## Data Types
KFP components and pipelines can accept inputs and create outputs. To do so, they must declare typed interfaces through their function signatures and annotations.

There are two groups of types in KFP: parameters and artifacts. Parameters are useful for passing small amounts of data between components. Artifacts types are the mechanism by which KFP provides first-class support for ML artifact outputs, such as datasets, models, metrics, etc.

KFP automatically tracks the way parameters and artifacts are passed between components and stores the this data passing history in ML Metadata. This enables out-of-the-box ML artifact lineage tracking and easily reproducible pipeline executions. Furthermore, KFP’s strongly-typed components provide a data contract between tasks in a pipeline.

## Pass small amounts of data between components
Parameters are useful for passing small amounts of data between components and when the data created by a component does not represent a machine learning artifact such as a model, dataset, or more complex data type. As with normal Python function, input parameters can have default values.

KFP maps Python type annotations to the types stored in ML Metadata according to the following table:

Python object   | KFP type
----------------|---------
str	            | string
int	            | number
float	        | number
bool	        | boolean
typing.List / list	| object
typing.Dict / dict	| object

Under the hood KFP passes all parameters to and from components by serializing them as JSON. For all Python Component, parameter serialization and deserialization is invisible to the user; KFP handles this automatically. For Container Components, input parameter deserialization is invisible to the user; KFP passes inputs to the component automatically.
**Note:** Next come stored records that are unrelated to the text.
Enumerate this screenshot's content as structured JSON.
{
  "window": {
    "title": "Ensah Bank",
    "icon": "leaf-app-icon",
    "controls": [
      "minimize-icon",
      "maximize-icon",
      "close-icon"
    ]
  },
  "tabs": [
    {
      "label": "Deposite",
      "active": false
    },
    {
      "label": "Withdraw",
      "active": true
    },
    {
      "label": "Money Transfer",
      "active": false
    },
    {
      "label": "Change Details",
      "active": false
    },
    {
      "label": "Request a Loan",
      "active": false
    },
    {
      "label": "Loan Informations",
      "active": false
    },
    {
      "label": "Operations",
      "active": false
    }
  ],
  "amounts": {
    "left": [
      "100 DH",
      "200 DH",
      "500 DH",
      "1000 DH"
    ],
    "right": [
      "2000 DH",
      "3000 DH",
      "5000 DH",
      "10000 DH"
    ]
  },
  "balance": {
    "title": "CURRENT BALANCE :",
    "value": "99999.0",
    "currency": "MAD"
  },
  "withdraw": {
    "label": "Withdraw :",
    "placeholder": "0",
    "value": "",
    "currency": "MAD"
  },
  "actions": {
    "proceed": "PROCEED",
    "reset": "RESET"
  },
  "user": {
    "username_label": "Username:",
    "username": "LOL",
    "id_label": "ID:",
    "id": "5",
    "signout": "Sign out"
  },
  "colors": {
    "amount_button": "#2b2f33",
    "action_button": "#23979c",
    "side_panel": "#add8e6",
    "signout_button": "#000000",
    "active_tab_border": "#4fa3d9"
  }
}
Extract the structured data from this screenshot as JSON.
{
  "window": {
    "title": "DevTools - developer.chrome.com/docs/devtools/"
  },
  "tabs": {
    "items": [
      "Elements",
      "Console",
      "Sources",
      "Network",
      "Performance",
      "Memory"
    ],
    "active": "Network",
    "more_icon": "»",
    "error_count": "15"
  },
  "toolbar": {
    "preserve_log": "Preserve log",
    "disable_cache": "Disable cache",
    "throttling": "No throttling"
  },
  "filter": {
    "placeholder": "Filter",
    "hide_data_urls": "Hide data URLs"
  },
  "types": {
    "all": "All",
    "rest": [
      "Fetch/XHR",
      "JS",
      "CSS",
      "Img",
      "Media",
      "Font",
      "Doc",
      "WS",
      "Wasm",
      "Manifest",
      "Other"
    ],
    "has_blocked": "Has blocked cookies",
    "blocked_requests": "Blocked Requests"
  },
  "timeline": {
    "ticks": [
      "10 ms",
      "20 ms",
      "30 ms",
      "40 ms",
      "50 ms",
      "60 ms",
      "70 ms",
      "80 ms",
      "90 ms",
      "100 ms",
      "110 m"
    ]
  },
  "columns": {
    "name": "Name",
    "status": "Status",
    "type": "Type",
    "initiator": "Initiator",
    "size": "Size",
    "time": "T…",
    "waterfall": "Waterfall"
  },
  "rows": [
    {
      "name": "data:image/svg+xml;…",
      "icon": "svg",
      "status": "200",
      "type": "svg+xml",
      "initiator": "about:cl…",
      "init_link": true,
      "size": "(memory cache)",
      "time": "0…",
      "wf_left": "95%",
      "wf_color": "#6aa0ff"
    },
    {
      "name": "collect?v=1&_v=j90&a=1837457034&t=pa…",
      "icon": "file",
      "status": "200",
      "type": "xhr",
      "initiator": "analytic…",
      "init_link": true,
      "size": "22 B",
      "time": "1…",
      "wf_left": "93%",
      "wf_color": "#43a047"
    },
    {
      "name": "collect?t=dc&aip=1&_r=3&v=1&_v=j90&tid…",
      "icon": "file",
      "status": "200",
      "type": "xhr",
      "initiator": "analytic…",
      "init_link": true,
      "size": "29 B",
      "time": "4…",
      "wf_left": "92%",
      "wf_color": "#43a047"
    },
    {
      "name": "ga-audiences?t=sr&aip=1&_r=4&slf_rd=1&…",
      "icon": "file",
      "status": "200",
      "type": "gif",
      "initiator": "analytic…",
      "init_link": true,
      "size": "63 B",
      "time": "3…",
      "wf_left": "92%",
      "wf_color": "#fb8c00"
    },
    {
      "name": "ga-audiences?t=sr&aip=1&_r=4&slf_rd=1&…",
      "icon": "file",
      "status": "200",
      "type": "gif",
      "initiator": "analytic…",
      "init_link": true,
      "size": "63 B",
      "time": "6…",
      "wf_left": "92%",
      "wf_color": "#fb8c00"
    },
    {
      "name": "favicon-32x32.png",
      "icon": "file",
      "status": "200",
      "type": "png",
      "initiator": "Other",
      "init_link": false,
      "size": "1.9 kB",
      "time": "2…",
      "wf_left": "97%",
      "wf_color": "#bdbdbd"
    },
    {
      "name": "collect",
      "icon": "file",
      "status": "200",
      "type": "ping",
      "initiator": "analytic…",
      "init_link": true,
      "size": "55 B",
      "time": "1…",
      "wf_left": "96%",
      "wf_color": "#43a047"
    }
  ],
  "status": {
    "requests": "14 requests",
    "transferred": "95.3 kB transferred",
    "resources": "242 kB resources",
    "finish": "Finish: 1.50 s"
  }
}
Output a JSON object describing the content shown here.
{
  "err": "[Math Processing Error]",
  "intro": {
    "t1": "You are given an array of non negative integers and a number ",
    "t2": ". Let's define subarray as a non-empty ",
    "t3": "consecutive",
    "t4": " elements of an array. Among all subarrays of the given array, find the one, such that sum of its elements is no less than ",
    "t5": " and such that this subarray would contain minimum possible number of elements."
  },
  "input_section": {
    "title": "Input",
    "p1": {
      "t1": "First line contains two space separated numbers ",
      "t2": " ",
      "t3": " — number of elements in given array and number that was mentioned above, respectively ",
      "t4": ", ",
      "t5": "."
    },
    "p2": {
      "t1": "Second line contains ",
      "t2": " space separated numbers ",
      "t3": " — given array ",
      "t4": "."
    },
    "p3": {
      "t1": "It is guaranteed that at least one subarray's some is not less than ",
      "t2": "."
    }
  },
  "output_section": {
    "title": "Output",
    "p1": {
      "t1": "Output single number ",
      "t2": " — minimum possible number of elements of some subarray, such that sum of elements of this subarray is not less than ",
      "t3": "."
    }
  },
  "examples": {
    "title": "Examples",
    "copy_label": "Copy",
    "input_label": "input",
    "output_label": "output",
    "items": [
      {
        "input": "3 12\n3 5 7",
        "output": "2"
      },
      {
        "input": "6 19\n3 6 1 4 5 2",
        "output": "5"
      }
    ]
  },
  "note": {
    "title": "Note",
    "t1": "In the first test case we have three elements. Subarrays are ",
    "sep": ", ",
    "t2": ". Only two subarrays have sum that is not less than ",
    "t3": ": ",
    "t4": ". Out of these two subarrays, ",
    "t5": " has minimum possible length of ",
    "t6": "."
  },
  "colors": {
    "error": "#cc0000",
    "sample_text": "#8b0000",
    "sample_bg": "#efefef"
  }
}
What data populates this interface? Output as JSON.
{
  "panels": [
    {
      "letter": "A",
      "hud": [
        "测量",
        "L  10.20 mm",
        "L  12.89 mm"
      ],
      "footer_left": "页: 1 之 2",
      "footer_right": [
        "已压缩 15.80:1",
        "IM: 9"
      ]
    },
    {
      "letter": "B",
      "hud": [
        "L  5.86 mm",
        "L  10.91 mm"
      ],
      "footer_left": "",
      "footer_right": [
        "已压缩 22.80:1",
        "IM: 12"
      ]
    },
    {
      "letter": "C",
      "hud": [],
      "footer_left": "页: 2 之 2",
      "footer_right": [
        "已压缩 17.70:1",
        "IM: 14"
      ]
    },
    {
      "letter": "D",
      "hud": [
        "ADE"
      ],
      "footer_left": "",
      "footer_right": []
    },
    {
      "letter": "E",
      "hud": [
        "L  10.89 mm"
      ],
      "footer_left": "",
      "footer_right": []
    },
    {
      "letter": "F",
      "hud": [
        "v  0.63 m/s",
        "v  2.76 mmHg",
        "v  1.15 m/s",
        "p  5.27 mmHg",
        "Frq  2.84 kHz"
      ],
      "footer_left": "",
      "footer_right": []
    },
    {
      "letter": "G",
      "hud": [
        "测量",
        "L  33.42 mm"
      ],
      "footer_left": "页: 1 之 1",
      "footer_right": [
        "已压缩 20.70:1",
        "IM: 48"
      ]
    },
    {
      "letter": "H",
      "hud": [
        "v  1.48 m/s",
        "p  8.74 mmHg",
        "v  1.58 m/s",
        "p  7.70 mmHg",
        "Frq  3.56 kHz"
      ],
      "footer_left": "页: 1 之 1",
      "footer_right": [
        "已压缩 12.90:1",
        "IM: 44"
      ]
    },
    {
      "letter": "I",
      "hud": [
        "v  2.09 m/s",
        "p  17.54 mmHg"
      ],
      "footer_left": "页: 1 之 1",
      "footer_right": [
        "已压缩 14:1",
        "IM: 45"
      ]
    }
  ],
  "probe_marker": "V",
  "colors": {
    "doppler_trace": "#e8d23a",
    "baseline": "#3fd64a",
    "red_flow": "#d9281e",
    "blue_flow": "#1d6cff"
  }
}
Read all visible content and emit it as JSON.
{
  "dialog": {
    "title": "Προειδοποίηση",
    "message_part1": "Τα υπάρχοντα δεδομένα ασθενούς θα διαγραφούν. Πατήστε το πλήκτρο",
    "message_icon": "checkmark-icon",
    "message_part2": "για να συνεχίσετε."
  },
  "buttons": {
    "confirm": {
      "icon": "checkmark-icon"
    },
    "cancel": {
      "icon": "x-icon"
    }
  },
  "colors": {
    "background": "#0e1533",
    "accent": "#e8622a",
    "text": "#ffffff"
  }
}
For Container Component outputs, the user code in the Container Component must handle serializing the output parameters.  

### Input parameters
Using input parameters is very easy. Simply annotate your component function with the types and, optionally, defaults.

### Output parameters
For Python Components and pipelines, output parameters are indicated via return annotations.

For Container Components, output parameters are indicated using a `dsl.OutputPath` annotation.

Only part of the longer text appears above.